Abschließend kann man nicht umhin, die Bedeutung einer Änderung der traditionellen Position Brasiliens und seines Verschwindens von der internationalen diplomatischen Bühne hervorzuheben. Zumindest seit der Rio-92-Konferenz spielt Brasilien eine zentrale Rolle im Kampf gegen den globalen Klimawandel, nicht nur wegen der Bedeutung seiner Wälder, seines Öls und seines Viehbestands, sondern vor allem, weil Itamaraty seit jeher eine herausragende Rolle spielt Position in den großen Verhandlungen und Vereinbarungen, die in den letzten 25 Jahren getroffen wurden. Aus diesem Grund lastete die neue leugnende Haltung der brasilianischen Regierung schwer auf der endgültigen Bestürzung in Glasgow, obwohl einige brasilianische Diplomaten versuchten, eine positivere Haltung zu zeigen, völlig diskreditiert durch ihre eigene Zurückhaltung von Informationen während des Treffens und durch die wiederholten Lügen seiner Regierung und seines Präsidenten bezüglich der Rekordabholzung des Amazonas in den letzten drei Jahren seiner Regierung.

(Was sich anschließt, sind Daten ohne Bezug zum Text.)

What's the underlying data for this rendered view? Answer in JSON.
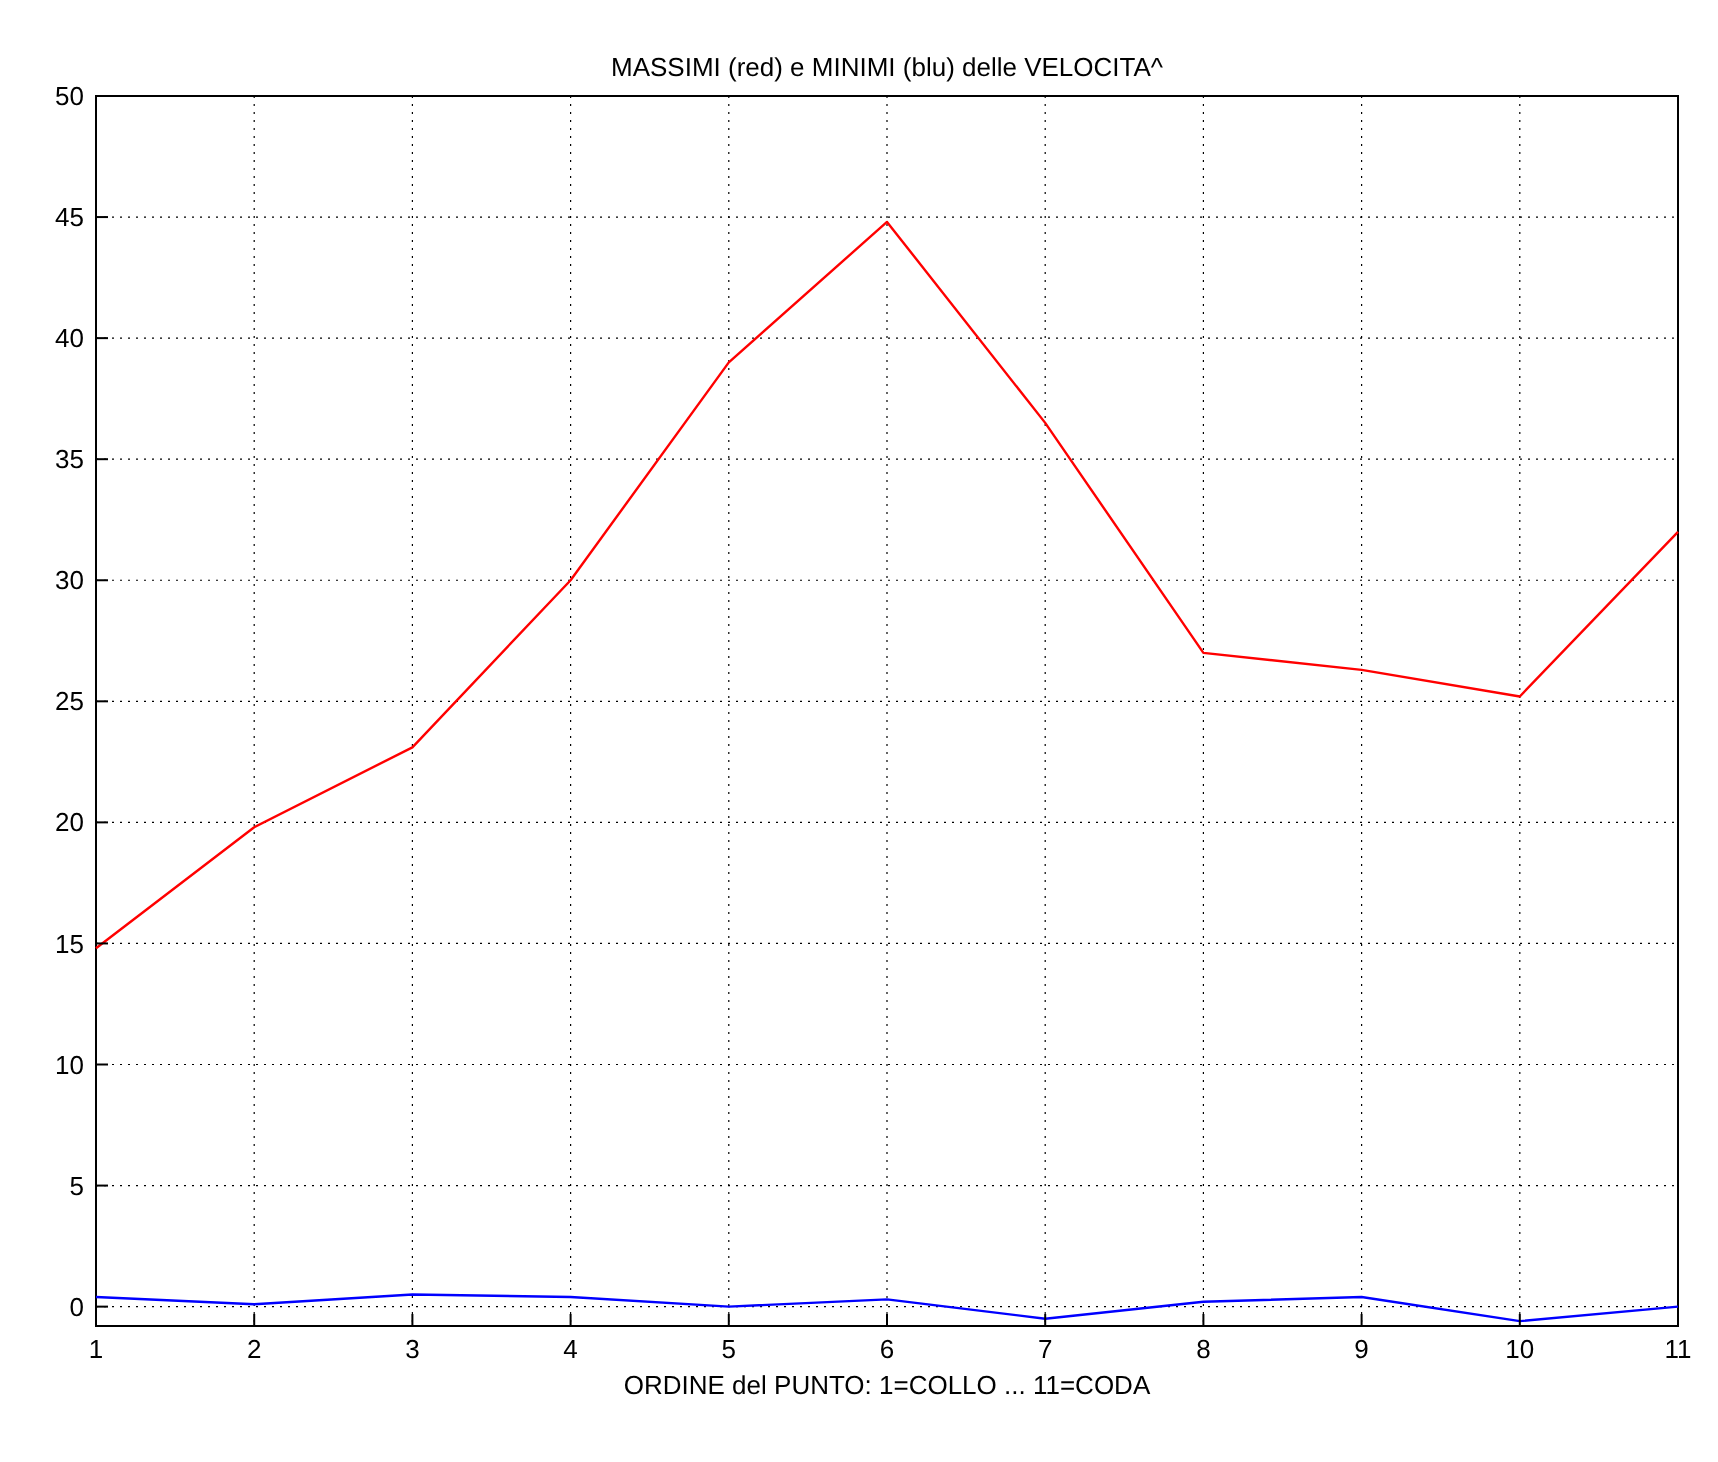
{
  "chart_data": {
    "type": "line",
    "title": "MASSIMI (red) e MINIMI (blu) delle  VELOCITA^",
    "xlabel": "ORDINE del PUNTO:   1=COLLO ... 11=CODA",
    "x": [
      1,
      2,
      3,
      4,
      5,
      6,
      7,
      8,
      9,
      10,
      11
    ],
    "series": [
      {
        "color": "#ff0000",
        "values": [
          14.8,
          19.8,
          23.1,
          30,
          39,
          44.8,
          36.5,
          27,
          26.3,
          25.2,
          32
        ]
      },
      {
        "color": "#0000ff",
        "values": [
          0.4,
          0.1,
          0.5,
          0.4,
          0,
          0.3,
          -0.5,
          0.2,
          0.4,
          -0.6,
          0
        ]
      }
    ],
    "xlim": [
      1,
      11
    ],
    "xticks": [
      1,
      2,
      3,
      4,
      5,
      6,
      7,
      8,
      9,
      10,
      11
    ],
    "ylim": [
      -0.8,
      50
    ],
    "yticks": [
      0,
      5,
      10,
      15,
      20,
      25,
      30,
      35,
      40,
      45,
      50
    ],
    "grid": true,
    "marker": "none",
    "line_style": "solid"
  }
}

Es ist durchaus wahr, dass beim letzten G20-Treffen in Rom zu erkennen war, dass die internationale Gemeinschaft den Kapitän-Präsidenten bereits als eine Art „zurechenbares Gewölbe“ eingestuft und endgültig verworfen hatte, wie in seinem kleinen „ Folge“ mit Angela Merkel und in ihrem völlig unsinnigen Gespräch mit Recep Erdogan, dem Präsidenten der Türkei. Es bleibt der Eindruck, dass die internationale Gemeinschaft die Idee bereits akzeptiert hat, darauf zu warten, dass diese Figur in seinen privaten Zirkus zurückkehrt und dass ihre Erfinder in ihre Kasernen zurückkehren, damit auch Brasilien zurückkehren kann, um den Ort, an dem sie steht, zu besetzen hatte bereits in der Welt das internationale Szenario erobert, insbesondere in seinem Kampf gegen die Abholzung im Amazonasgebiet und zugunsten der Pariser Abkommen, die von Brasilien unterzeichnet wurden. Aber die Plattform in Glasgow ist bereits geschaffen, und es besteht kein Zweifel daran, dass das Verschwinden Brasiliens auch zum Schwund des politischen Willens auf der COP 26 beigetragen hat.

Um unsere Argumentation zusammenzufassen: Die Welt ist völlig fragmentiert, angespannt und ohne Führung, und es ist nicht möglich, einen kollektiven politischen Willen zu bilden und zu festigen, der so komplex ist wie der, der für die Durchführung einer Energie- und Wirtschaftswende dieser Größenordnung erforderlich ist, ohne die Existenz von eine starke und konvergente Führung, die in der Lage ist, eine so ungleiche und asymmetrische Welt in die gleiche kollektive Richtung zu bewegen. Was derzeit existiert, ist kein Multilateralismus, er ist erschütternd, und in diesem Zusammenhang neigt das Gefüge des internationalen Systems dazu, überempfindlich zu werden und jeden Konflikt in eine Kriegsgefahr zu verwandeln. Aufgrund dieser Spannung und Feindseligkeit wird die Glasgow-Konferenz als paradoxer Moment großen Konsenses und gleichzeitig großer Frustration in die Geschichte eingehen.

* Jose Luis Fiori Professor am Graduiertenprogramm für internationale politische Ökonomie an der UFRJ. Autor, unter anderem von Globale Macht und die neue Geopolitik der Nationen (Boitempo).